Я надел пиджак и вышел в коридор вслед за Нелюбиным.
Пожалуй, сегодня у меня был самый безумный день в моей жизни. В час ночи я вылетел из окрестностей Берлина сорок первого года, а в девять вечера шел на встречу с премьер-министром Российской Федерации две тысячи десятого года.
Премьер встал из-за стола и пошел мне навстречу. Мы поздоровались, и он предложил мне присесть.
— Господин Михайлов, я хочу извиниться перед вами за то, что не смог принять вас сразу, но у нас возникла небольшая дискуссия о морально-этических принципах.

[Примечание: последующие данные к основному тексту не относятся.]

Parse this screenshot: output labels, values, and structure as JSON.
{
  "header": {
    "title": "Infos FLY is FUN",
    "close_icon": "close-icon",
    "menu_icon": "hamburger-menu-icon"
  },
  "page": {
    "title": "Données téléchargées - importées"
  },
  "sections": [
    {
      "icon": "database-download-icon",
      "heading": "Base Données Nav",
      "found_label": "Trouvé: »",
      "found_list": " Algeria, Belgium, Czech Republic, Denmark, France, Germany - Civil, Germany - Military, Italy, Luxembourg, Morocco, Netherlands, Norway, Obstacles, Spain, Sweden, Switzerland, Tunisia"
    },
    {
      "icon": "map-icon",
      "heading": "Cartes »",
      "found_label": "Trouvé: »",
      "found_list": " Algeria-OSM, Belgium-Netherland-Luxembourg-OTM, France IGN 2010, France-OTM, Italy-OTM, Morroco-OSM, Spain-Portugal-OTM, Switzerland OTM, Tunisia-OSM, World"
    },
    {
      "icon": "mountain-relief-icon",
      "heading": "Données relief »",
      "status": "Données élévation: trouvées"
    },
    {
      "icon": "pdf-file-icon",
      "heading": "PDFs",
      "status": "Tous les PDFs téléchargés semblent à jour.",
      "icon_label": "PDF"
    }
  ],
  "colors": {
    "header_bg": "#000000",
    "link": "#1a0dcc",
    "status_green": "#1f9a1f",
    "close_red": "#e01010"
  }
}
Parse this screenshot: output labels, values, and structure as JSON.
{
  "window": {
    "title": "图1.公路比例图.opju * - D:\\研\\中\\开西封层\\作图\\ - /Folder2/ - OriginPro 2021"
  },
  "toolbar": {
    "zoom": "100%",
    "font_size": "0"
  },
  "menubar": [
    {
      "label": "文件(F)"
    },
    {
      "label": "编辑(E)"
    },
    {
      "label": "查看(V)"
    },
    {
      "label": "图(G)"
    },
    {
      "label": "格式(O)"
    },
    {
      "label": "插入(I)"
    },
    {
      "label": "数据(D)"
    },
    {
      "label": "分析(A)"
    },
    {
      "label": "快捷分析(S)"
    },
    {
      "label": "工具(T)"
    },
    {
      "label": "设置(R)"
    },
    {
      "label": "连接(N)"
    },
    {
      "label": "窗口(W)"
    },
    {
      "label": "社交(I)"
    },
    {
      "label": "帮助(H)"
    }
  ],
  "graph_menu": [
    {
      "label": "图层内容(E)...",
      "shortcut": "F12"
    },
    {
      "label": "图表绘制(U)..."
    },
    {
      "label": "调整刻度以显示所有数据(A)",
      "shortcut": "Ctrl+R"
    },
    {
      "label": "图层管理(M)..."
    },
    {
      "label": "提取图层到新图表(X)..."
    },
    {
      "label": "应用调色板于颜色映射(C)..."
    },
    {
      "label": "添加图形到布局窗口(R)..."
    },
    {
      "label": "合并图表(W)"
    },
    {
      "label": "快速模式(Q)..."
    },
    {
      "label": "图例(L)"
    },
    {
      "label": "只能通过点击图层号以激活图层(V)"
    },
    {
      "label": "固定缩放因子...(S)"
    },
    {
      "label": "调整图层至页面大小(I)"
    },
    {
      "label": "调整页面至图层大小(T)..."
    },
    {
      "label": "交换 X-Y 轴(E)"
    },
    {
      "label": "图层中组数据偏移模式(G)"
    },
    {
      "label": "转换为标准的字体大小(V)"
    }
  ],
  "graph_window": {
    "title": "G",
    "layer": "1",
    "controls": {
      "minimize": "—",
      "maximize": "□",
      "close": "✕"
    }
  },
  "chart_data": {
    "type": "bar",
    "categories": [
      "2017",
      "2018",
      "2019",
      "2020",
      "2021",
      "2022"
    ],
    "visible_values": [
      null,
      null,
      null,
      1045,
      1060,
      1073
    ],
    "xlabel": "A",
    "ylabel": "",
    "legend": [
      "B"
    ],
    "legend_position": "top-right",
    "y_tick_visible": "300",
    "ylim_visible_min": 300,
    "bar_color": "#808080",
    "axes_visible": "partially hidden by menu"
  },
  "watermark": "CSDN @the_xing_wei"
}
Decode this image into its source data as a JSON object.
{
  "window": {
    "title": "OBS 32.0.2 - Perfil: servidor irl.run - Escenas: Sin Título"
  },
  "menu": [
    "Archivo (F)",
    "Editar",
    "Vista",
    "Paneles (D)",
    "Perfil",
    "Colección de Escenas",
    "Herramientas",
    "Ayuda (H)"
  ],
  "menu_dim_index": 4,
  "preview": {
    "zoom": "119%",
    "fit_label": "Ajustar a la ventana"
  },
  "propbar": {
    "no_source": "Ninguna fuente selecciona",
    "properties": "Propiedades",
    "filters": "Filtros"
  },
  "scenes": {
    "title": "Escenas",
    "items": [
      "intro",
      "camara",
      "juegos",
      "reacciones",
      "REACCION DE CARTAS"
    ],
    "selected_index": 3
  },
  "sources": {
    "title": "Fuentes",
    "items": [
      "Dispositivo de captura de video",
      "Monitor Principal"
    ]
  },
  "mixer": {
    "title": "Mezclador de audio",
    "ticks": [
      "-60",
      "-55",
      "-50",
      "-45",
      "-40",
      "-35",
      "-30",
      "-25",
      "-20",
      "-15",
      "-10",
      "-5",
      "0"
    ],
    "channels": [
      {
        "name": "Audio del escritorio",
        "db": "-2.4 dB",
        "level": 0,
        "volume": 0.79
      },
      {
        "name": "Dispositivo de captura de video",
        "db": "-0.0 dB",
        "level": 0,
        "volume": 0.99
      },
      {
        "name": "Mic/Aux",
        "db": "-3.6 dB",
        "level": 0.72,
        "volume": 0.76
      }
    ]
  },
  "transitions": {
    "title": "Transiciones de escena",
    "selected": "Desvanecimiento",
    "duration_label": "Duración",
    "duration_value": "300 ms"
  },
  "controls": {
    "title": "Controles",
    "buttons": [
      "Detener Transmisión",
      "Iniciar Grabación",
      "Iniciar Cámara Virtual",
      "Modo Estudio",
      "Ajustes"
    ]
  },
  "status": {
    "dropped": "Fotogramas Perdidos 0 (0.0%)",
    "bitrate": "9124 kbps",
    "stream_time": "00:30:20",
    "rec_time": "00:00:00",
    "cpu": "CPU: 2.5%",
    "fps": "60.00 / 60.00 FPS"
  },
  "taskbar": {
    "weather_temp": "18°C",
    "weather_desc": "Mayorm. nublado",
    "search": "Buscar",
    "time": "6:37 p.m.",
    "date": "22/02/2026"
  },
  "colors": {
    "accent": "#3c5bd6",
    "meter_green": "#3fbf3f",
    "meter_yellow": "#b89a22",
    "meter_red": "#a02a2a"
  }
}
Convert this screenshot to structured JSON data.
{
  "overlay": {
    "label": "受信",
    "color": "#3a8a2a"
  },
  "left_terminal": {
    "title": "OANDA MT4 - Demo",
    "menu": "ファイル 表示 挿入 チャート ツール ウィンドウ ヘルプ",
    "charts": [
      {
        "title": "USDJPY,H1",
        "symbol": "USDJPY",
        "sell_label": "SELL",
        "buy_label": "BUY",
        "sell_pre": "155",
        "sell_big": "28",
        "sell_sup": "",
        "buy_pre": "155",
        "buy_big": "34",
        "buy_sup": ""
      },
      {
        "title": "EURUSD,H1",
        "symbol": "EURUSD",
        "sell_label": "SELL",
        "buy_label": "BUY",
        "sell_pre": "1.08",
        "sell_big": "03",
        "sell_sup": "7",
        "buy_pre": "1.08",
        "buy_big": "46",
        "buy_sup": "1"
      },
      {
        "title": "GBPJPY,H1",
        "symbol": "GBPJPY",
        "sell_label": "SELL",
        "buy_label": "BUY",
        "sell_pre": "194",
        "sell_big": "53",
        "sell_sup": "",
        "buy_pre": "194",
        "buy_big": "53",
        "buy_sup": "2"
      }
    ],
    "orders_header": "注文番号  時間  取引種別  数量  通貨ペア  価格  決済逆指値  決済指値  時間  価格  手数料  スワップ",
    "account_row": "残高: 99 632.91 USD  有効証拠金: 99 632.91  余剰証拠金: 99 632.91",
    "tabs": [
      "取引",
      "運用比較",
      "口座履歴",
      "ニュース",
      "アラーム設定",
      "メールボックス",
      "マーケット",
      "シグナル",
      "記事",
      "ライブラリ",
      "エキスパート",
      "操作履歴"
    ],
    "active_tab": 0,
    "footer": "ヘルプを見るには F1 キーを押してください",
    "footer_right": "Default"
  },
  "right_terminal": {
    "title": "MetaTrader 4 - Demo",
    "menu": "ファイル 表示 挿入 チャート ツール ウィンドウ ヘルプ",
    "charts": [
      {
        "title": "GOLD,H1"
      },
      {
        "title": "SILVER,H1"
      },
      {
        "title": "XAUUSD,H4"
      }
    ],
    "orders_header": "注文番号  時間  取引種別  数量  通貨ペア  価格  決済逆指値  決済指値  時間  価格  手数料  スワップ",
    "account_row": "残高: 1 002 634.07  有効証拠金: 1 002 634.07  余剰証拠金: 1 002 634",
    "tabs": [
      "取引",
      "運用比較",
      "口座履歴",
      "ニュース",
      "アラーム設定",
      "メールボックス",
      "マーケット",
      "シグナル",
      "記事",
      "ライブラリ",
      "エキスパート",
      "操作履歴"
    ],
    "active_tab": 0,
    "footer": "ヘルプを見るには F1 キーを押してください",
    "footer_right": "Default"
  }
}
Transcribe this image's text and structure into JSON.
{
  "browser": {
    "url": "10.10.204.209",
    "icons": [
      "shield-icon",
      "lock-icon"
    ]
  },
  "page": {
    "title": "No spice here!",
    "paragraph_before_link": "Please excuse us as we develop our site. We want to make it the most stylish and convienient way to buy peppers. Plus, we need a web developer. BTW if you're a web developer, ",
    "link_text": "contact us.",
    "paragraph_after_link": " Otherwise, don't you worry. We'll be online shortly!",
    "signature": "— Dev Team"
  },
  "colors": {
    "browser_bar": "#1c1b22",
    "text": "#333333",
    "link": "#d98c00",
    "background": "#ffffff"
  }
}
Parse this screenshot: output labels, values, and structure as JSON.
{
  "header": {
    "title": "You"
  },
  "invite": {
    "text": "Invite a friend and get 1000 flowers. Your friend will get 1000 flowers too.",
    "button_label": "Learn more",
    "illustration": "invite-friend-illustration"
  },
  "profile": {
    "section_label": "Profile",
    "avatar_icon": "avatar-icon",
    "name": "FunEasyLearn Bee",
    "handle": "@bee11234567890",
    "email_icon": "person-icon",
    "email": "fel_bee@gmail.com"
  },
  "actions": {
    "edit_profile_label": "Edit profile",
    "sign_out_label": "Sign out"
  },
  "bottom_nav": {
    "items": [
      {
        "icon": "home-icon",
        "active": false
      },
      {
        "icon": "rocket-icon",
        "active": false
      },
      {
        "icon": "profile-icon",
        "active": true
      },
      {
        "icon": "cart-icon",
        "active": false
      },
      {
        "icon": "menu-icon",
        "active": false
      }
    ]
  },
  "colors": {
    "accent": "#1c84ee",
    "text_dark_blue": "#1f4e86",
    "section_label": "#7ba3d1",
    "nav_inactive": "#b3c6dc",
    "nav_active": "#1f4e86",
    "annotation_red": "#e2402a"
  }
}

Он немного помолчал, а затем продолжил:
— Почему Гейдрих настаивает, чтобы посредником на переговорах были именно вы?
— Мне кажется, он считает, что по моему поведению сможет определить, не обманываете ли вы его, — ответил я. — Он хочет иметь твердые гарантии жизни и безопасности. И считает, что только вы можете их обеспечить.
Премьер продолжил:
— Наше условие — это полная и безоговорочная капитуляция Германии с последующей денацификацией, и это обсуждению не подлежит.
— Господин премьер-министр, он согласен на полную капитуляцию.
— Петр Алексеевич, я верю вам, но могу ли я верить Гейдриху?
Всю оставшуюся ночь я отвечал на вопросы экспертов. И только к утру, ошалевший от огромного количества выпитого кофе, я вернулся в свою комнату.
Сержант Александр Любцов. Вильнюс
Сегодня я впервые в жизни поучаствовал в настоящем бою. И хотя внешне это весьма напоминало учения — тот же дым повсюду, тот же грохот, тот же мат комроты, привычная тяжесть АК в руках — кое-что серьезно отличалось.
Это было по-настоящему.
Черт, несмотря на то, что я в стоящей столбом пылище и этом жутком дыму и не видел-то толком никого, стреляя «куда-то туда», было страшно. Вот так вот — и в армии отслужил, и в хардбол играл уже лет пять, а все равно первый бой — он первый. То бишь руки трясутся, голову из укрытия не высунуть… но я справился.